High time for an update

It’s going on several weeks since the last update — a few of you have no doubt been following along on my hiking blog, now carefully targeting the needs of Bay Area hikers. Any day now, a few Bay Area hikers will show up and start putting it to good use.

One thing I experimented with was adding Google ads to all my pages. The income was so trivial — two bucks a day if I was lucky — that I had to confront the fact that the time spent fiddling with my ad settings worked out in such a way that I was essentially paying Google to put the ads on my pages. Not a complete waste of time, but very near it.

It’s not that all my hiking and picture taking and blogging wasn’t turning into a paying proposition: When I showed all this content to the head of the features department at the paper, she promptly put me to work writing a hiking column for the entertainment section.
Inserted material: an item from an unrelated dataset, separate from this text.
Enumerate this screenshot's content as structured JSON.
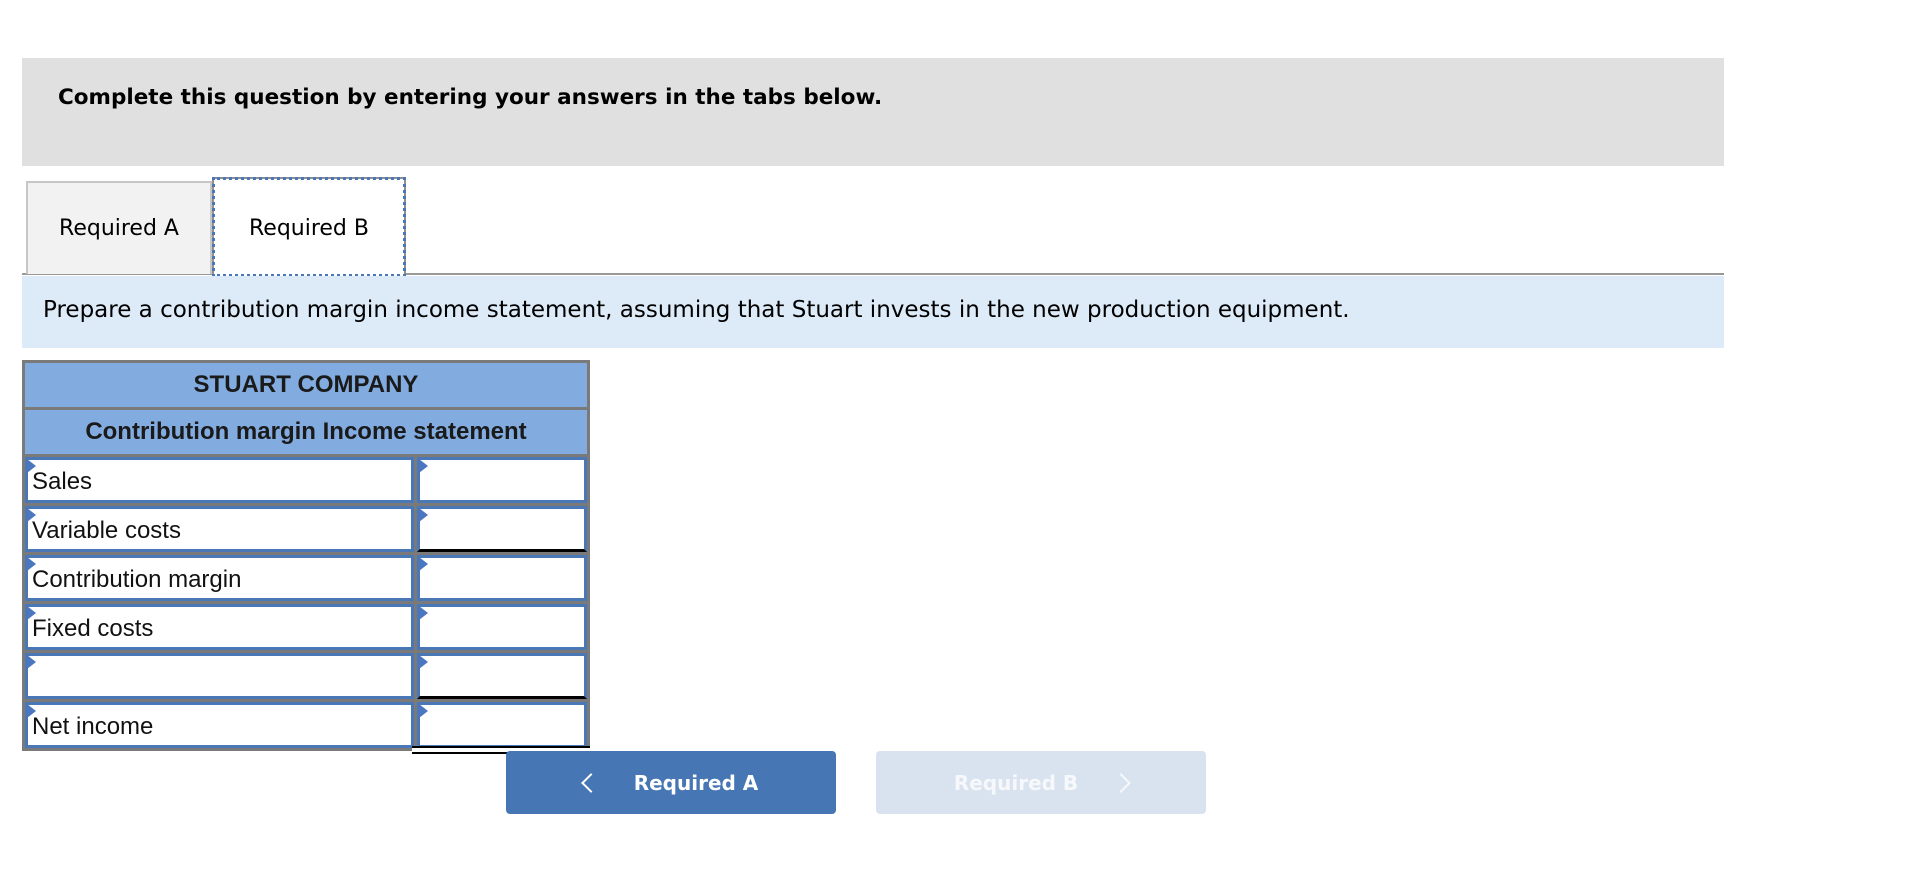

A month’s worth of hiking columns equals a year’s worth of Google ad revenue; only one of them involves walking in the woods, so which would you choose?

The difficulties entailed in making money off online ads are stunning, and depressing: an advertiser, on average, is willing to pay is $4 for 1,000 ad impressions (an approximation of how many times an ad will be seen by an actual user). Say you’re a college-educated professional earning a good living in a place with a sane cost of living, and you make $4,000 a month. You’d need a million ad impressions a month to make the same money from ads on your blog. That’s 30,000 readers a day if you’re selling only one ad per page; sell five ads per page and you can get by with 6,000 — still a far, far cry from the 200 folks a day stopping by my hiking blog.

People do make money blogging, if they work very hard, zero in on popular topics like celebrities, porn, politics or technology and never take any days off. The market tells you the dollar value of your efforts in unsparing terms: zero if you can’t draw a crowd.

I was much happier blogging for free because I could write what I wanted, whenever I wanted, and take weeks or months off with no consequences beyond continued obscurity; I figure hey, if I was going to get rich and famous by blogging it certainly would’ve happened by now.

So, let the rest of the blogosphere fret over shaking loose a living from this. I’m in it for my own amusement and nothing more.

Job update

I’ve survived the most recent rounds of cuts. Those who were getting The Call will have gotten it by now.

The Merc will be lighter and slighter from here on in, I’m afraid, but as everybody who has experienced the Good Old Days knows, they never last.